Laundy v. First National Bank

71 P. 259 | Kan. | 1903

Per Curiam:

A debtor deposited with his creditor certain book accounts to secure his obligation’ and within four months was adjudged to be bankrupt in involuntary proceedings. The petition in bankruptcy contained the following allegation:

“That on the 25th day of July, 1899, they, while insolvent, transferred and delivered a large number of valuable accounts of the value of about $500 to the First National Bank of Junction City, to secure the payment of $100, with the fraudulent intent to prefer said creditor, the First National Bank, over the other creditors.”

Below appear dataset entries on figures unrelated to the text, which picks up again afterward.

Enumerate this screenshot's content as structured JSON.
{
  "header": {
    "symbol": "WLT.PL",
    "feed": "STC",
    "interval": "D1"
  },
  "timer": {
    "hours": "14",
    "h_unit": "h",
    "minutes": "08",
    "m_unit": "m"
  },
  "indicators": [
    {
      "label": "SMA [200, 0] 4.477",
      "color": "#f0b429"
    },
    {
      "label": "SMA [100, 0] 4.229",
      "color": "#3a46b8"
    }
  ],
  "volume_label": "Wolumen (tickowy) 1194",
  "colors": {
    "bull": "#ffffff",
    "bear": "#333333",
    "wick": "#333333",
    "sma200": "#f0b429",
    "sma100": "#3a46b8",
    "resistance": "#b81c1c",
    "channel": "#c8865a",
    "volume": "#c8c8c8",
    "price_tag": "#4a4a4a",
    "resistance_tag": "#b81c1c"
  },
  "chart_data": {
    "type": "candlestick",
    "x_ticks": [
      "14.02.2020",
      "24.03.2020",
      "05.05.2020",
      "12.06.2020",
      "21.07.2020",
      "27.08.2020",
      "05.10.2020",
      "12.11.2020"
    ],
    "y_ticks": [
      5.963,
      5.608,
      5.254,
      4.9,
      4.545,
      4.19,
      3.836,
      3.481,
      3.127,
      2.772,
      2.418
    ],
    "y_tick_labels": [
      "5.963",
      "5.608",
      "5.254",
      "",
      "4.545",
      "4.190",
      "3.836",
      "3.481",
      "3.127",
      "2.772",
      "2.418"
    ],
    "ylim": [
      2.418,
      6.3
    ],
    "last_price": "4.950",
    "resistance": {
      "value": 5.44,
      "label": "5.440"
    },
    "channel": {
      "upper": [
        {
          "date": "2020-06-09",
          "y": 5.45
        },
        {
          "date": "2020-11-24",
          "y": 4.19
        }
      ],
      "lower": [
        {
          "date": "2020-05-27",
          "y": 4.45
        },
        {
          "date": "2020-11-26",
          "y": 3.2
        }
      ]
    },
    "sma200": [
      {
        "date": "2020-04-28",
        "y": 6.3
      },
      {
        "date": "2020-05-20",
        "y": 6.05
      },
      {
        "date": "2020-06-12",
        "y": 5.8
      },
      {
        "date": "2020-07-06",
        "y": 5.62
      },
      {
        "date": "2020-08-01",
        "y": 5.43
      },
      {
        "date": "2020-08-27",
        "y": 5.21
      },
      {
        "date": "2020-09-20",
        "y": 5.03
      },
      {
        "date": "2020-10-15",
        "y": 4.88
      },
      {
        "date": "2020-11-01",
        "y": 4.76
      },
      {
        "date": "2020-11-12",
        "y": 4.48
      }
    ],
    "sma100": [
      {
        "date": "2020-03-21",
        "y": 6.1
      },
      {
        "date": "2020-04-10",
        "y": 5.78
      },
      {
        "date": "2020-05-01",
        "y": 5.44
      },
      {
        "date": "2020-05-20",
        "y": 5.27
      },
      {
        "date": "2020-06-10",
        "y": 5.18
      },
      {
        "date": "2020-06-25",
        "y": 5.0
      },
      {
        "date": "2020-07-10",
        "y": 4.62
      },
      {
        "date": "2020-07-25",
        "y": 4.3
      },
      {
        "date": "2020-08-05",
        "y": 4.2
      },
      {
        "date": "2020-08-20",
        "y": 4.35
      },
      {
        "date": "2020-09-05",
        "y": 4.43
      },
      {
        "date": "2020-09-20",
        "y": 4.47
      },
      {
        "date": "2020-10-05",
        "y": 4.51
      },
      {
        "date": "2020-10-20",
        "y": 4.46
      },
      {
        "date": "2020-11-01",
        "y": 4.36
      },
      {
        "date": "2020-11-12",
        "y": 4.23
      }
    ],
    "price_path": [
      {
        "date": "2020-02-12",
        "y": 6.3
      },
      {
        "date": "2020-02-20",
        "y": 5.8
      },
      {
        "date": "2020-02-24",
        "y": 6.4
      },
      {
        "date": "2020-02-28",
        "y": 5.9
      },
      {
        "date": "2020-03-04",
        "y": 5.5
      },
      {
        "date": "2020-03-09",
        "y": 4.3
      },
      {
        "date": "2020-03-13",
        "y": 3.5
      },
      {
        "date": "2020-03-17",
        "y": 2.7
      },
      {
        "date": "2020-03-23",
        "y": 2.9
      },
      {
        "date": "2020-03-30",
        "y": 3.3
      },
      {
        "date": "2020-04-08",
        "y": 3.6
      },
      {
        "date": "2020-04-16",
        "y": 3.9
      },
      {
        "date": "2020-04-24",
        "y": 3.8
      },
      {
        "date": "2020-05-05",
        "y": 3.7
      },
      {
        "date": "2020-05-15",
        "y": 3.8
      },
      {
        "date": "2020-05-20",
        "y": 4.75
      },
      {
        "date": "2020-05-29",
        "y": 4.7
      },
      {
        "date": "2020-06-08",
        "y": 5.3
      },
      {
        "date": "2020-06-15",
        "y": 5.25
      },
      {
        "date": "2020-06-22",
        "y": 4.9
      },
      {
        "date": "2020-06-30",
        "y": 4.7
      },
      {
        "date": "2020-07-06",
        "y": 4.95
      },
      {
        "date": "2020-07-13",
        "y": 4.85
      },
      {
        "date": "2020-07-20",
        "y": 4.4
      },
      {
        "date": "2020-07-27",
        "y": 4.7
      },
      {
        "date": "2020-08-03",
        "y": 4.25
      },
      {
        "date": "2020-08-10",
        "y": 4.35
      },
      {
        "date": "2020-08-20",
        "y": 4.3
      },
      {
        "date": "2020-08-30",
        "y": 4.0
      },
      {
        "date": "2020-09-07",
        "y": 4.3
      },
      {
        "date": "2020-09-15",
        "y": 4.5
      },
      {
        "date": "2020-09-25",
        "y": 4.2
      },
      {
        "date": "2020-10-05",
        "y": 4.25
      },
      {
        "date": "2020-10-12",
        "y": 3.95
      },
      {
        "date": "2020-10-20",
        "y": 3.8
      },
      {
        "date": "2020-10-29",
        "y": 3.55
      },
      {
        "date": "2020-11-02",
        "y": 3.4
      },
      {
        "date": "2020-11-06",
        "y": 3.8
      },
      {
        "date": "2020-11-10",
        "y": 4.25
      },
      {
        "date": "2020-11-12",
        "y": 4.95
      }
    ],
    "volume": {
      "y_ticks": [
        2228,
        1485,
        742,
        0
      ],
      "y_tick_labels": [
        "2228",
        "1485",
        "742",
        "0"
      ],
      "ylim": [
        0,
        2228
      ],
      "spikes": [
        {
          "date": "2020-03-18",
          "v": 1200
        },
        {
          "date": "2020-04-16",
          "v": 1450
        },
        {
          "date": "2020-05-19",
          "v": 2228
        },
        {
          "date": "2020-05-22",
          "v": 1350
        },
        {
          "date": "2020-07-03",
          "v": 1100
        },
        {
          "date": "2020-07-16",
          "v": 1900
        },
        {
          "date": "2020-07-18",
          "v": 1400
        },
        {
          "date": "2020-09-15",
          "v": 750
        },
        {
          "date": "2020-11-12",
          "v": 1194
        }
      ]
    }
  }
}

The creditor collected $141.87 of the accounts deposited with it, which the trustee of the bankrupt’s estate sued to recover. In his petition the trustee in bankruptcy alleged that the deposit of the accounts was both fraudulent and preferential. On the trial, the only evidence relating to the character of the transaction was the petition and adjudication in the bankruptcy proceedings. While the adjudication was conclusive of the question of insolvency, and of the insolvent’s intent, it was not sufficient to show that the creditor participated in the insolvent’s fraudulent intent, or that the creditor had reasonable cause to believe *760that the securing of its claim was intended as a preference. The .evidence was, therefore, insufficient to authorize a recovery by the trustee.

The judgment of the district court was correct, and is affirmed.